Residual standard error: 23840 on 2 degrees of freedom
Multiple R-squared:  0.02434,   Adjusted R-squared:  -0.4635 
F-statistic: 0.04989 on 1 and 2 DF,  p-value: 0.844

Interpretation

The regression model shows that MeanNightlyCost is statistically significantly associated with Expenditure (p < 2.2e-16). The estimated coefficient (0.9965) suggests that for every 1 euro increase in average nightly cost, total expenditure increases by nearly 1 million euros. However, the model’s R-squared value is only 0.00055, indicating that nightly cost explains less than 0.1% of the variation in tourist expenditure. Thus, while the result is statistically significant, it is not practically meaningful — nightly accommodation cost alone is a poor predictor of total expenditure.

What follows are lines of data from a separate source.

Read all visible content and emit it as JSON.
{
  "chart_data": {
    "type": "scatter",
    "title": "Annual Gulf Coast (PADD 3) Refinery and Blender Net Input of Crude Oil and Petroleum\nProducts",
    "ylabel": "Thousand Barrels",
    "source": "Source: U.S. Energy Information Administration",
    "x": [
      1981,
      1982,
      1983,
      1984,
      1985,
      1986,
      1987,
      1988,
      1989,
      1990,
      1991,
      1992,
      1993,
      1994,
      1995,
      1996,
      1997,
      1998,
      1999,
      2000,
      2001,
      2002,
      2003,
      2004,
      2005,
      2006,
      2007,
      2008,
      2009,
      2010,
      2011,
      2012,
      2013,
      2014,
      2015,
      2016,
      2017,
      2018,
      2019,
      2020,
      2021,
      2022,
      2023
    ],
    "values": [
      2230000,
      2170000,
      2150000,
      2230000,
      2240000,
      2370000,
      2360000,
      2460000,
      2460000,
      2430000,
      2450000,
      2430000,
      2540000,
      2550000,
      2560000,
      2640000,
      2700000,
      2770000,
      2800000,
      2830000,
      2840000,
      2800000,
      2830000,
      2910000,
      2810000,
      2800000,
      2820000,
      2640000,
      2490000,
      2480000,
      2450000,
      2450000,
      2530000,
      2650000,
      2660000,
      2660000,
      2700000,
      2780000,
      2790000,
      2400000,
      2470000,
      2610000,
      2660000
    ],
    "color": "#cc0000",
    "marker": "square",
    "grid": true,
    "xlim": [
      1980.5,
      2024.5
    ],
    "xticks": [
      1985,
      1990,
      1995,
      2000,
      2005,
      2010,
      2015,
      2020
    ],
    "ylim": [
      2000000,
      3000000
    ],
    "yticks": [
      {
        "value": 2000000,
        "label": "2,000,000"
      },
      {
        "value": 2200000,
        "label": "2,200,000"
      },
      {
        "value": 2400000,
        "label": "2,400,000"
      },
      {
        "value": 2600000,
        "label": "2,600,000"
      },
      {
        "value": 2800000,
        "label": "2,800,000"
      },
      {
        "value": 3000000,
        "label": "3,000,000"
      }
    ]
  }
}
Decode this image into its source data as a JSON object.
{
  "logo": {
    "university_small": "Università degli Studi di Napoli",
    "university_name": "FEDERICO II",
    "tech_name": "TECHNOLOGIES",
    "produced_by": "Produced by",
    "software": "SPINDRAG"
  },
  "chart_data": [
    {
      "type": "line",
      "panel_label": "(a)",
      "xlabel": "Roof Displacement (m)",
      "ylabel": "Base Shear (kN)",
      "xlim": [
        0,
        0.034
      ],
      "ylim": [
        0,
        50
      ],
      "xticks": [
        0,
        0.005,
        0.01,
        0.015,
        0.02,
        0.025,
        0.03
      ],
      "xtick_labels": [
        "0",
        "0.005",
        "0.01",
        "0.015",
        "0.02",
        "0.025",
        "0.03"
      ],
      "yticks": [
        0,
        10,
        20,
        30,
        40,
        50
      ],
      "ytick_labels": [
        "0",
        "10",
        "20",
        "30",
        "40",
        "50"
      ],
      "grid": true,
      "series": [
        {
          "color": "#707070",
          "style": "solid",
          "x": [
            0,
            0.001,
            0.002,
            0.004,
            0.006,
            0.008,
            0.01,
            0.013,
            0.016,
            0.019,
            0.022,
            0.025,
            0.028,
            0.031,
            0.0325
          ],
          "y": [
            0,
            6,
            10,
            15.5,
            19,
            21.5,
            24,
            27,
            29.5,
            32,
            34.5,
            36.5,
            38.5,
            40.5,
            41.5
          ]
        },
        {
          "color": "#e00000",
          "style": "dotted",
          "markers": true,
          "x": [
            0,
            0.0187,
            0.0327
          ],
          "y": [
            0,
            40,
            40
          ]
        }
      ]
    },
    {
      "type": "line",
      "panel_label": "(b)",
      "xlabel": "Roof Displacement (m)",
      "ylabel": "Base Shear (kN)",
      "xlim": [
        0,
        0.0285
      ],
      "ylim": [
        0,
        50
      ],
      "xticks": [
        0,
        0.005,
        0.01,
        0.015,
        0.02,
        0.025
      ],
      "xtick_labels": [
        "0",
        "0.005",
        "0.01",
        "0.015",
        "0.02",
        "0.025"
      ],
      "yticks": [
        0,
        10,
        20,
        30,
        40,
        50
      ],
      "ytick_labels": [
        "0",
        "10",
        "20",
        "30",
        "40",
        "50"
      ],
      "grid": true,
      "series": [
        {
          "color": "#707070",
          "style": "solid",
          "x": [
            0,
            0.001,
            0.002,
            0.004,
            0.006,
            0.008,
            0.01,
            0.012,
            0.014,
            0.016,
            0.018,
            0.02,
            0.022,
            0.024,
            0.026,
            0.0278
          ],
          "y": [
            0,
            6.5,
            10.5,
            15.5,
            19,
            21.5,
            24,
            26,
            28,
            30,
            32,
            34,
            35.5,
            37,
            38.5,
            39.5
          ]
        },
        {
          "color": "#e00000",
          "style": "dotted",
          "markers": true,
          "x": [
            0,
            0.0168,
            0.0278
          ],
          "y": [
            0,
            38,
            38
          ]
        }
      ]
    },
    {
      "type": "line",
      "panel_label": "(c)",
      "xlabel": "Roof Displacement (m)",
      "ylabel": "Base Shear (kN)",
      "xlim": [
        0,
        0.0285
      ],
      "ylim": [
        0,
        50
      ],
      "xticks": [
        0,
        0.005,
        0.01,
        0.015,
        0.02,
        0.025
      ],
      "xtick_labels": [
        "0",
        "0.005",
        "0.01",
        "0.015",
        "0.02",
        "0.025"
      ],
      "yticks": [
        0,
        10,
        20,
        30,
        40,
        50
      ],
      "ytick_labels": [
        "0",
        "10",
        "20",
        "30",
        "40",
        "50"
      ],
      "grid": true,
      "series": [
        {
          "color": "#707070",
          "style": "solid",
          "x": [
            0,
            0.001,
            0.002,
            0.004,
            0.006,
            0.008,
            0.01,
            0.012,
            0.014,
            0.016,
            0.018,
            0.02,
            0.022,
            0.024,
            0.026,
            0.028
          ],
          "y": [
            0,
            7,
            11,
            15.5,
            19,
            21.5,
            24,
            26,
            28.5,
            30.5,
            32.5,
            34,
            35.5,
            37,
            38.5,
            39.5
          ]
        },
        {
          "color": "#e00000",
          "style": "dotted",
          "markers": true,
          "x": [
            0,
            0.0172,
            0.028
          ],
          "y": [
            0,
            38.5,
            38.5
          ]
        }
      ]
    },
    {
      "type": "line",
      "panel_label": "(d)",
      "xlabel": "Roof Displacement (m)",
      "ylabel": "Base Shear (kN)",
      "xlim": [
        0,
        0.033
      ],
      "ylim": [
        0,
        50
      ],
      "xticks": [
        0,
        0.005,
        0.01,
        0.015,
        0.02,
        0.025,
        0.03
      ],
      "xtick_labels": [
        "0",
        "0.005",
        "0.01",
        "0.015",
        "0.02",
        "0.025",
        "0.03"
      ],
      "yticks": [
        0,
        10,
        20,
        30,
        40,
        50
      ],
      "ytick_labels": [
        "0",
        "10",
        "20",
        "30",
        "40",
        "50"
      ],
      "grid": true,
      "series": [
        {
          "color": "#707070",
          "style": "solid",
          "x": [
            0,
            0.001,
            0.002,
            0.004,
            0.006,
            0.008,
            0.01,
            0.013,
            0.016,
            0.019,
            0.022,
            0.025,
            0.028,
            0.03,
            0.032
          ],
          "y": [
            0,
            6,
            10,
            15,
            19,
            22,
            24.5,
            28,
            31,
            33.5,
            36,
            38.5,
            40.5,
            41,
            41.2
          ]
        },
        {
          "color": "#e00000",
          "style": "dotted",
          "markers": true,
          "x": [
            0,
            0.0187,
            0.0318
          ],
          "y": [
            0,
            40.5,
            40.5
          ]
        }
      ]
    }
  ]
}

Multiple Linear Regression

Nights and MeanNightlyCost as Predictors of Expenditure

reg_model <- lm(Expenditure ~ Nights + MeanNightlyCost, data = regression_data)
summary(reg_model)

Call:
lm(formula = Expenditure ~ Nights + MeanNightlyCost, data = regression_data)

Residuals:
     1      2      3      4 
-22153   6007   2338  13808 

Coefficients:
                  Estimate Std. Error t value Pr(>|t|)
(Intercept)      5.753e+04  1.312e+05   0.439    0.737
Nights          -8.235e-01  1.089e+00  -0.756    0.588
MeanNightlyCost  1.771e+02  1.458e+03   0.121    0.923

Residual standard error: 26890 on 1 degrees of freedom
Multiple R-squared:  0.3793,    Adjusted R-squared:  -0.8621 
F-statistic: 0.3055 on 2 and 1 DF,  p-value: 0.7879

Interpretation

This multiple linear regression model investigates whether the number of nights (Nights) and the average nightly cost (MeanNightlyCost) can jointly predict total tourist expenditure.

In summary, although both predictors are statistically significant, their combined ability to explain variation in expenditure is negligible. This reinforces the importance of exploring other variables (like reason for travel) in later sections.

Assumptions

Shapiro-Wilk Normality Test

To evaluate whether the expenditure data follows a normal distribution (a key assumption in regression and ANOVA), I conduct Shapiro-Wilk tests:
# Shapiro-Wilk tests
cat("Shapiro-Wilk test for regression_data Expenditure:\n")
Shapiro-Wilk test for regression_data Expenditure:
set.seed(123)
n <- min(5000, nrow(regression_data))
sampled_exp <- sample(regression_data$Expenditure, n, replace = FALSE)
print(shapiro.test(sampled_exp))

    Shapiro-Wilk normality test

data:  sampled_exp
W = 0.88828, p-value = 0.3752
cat("\nShapiro-Wilk test for anova_data Expenditure:\n")

Shapiro-Wilk test for anova_data Expenditure:
print(shapiro.test(anova_data$Expenditure))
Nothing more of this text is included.